Back in 1989, the rack thefts at the News Messenger skyrocketed one summer, with daily theft surpassing 20 percent. I teamed up with the circulation director and rigged up a sting: We took quarters out of racks, painted the edges with fingernail polish (Passionfruit, as a recall) and replaced them in the coin bins.

It was obvious the next day when we went through the rack collection bags that many of the doctored quarters were missing.

Before we had a chance to decide on a course of action, we adjourned to Burger King for lunch. Upon arrival, the manager welcomed us and said, “If you’d been a few minutes earlier, (a staff member) could have bought your lunch. He brought in enough quarters to feed the lunch crowd.”

Part of the lunch money included quarters with the edges painted in Passionfruit.

Back at the office, we confronted the circulation employee, had him return all the quarters (three bags full in his trunk), invited him to write a check for the difference of seven-eight percent of theft and what it had been running the past month … and terminated his employment.

Never did a firing feel so good.

The second such theft report in Marshall was even more bizarre.

The Messenger, every Sunday morning, experienced a 90 percent theft rate … at one rack. It was located front and center at a local restaurant.

One Sunday I staked out the restaurant and watched as a stream of customers came up to the rack and put in the correct change, opened the door and took out a handful of papers. There were originally 50 papers in the rack and only $5 in the coin collection tray when I checked.

I went inside the restaurant and went to a meeting room in the back. A herd of men were sitting, drinking coffee, slamming down eggs and reading stolen News Messengers.

Being as it was a pre-church meeting of a men’s Sunday School class, I announced I was there to pass the collection plate to get money for the papers that were inadvertently stolen from the rack outside. I passed a blue-striped plate and dollar bills were piled high in no time.

“Don’t make me come back here,” I said, smiling, as I exited. No more theft problems from that rack … ever.

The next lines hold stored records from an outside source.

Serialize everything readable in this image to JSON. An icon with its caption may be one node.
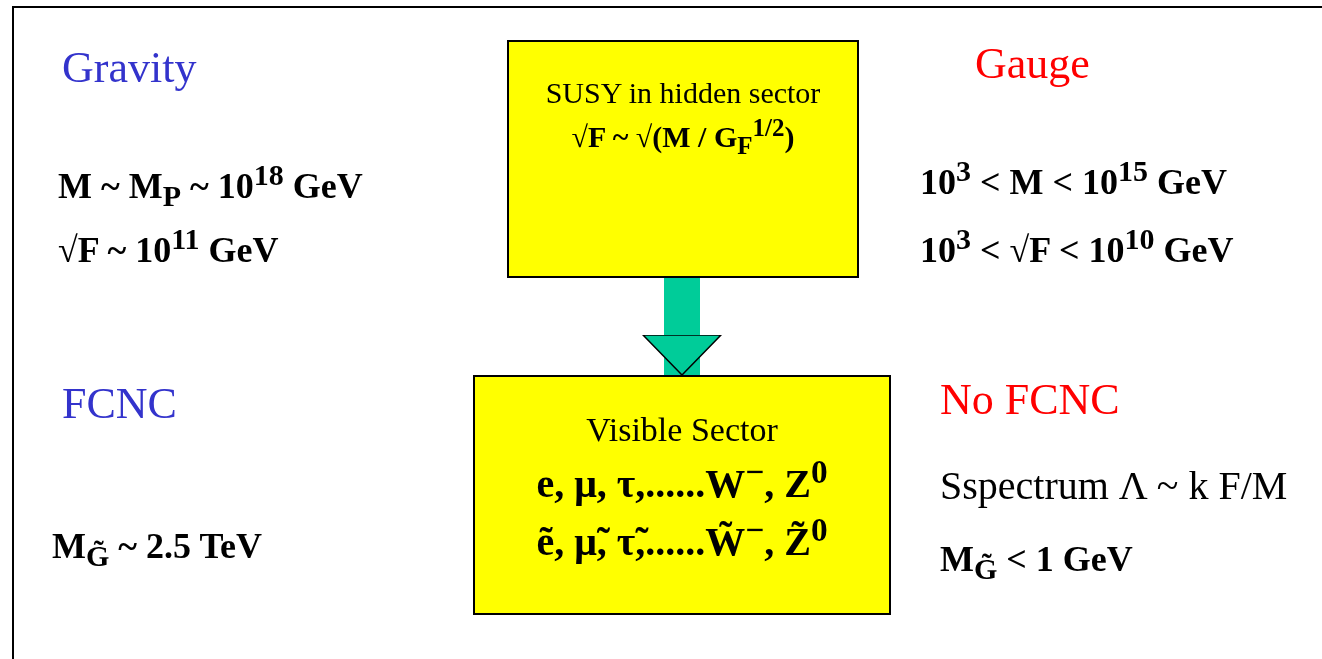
{
  "diagram": {
    "nodes": [
      {
        "text": [
          "SUSY  in hidden sector",
          "√F ~ √(M / G$_{F}$$^{1/2}$)"
        ]
      },
      {
        "text": [
          "Visible Sector",
          "e, μ, τ,......W$^{−}$, Z$^{0}$",
          "ẽ, μ̃, τ̃,......W̃$^{−}$, Z̃$^{0}$"
        ]
      }
    ],
    "edges": [
      {
        "from": 0,
        "to": 1,
        "arrow": "to",
        "color": "#00cc99"
      }
    ],
    "labels": [
      "Gravity",
      "Gauge",
      "M ~ M$_{P}$ ~ 10$^{18}$ GeV",
      "10$^{3}$ < M < 10$^{15}$ GeV",
      "√F ~ 10$^{11}$ GeV",
      "10$^{3}$ < √F < 10$^{10}$ GeV",
      "FCNC",
      "No FCNC",
      "Sspectrum  Λ ~ k F/M",
      "M$_{G̃}$ ~ 2.5  TeV",
      "M$_{G̃}$ < 1  GeV"
    ]
  }
}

Later in my career, the paper at which I was publishing sponsored a “Little Cutie” photo contest (or some such titled money-making gimmick), and the official entry blank was included in a full-page ad. Unlimited entries were allowed, but no copies were to be counted.

That stipulation guaranteed a high degree of theft. We went to the trouble of printing rack cards telling would-be thieves the penalties for stealing newspaper.

The theft that day surpassed 50 percent.

The following day I wrote a front-page column about the theft, and advised the readers that every single rack paper was printed with a special scan code that, if the entry form was turned in for the contest, could be pinpointed as stolen … and prosecution would be vigorously pursued.

The phone rang off the wall that day with readers saying their spousal units “might” have inadvertently picked up extra copies and they’d like to come down and make restitution. The front desk took in more than $200 that day.

In my convoluted thinking, sometimes white lies are justified. And, despite what newspaper professionals like to think, some readers are dumber than a box of hair.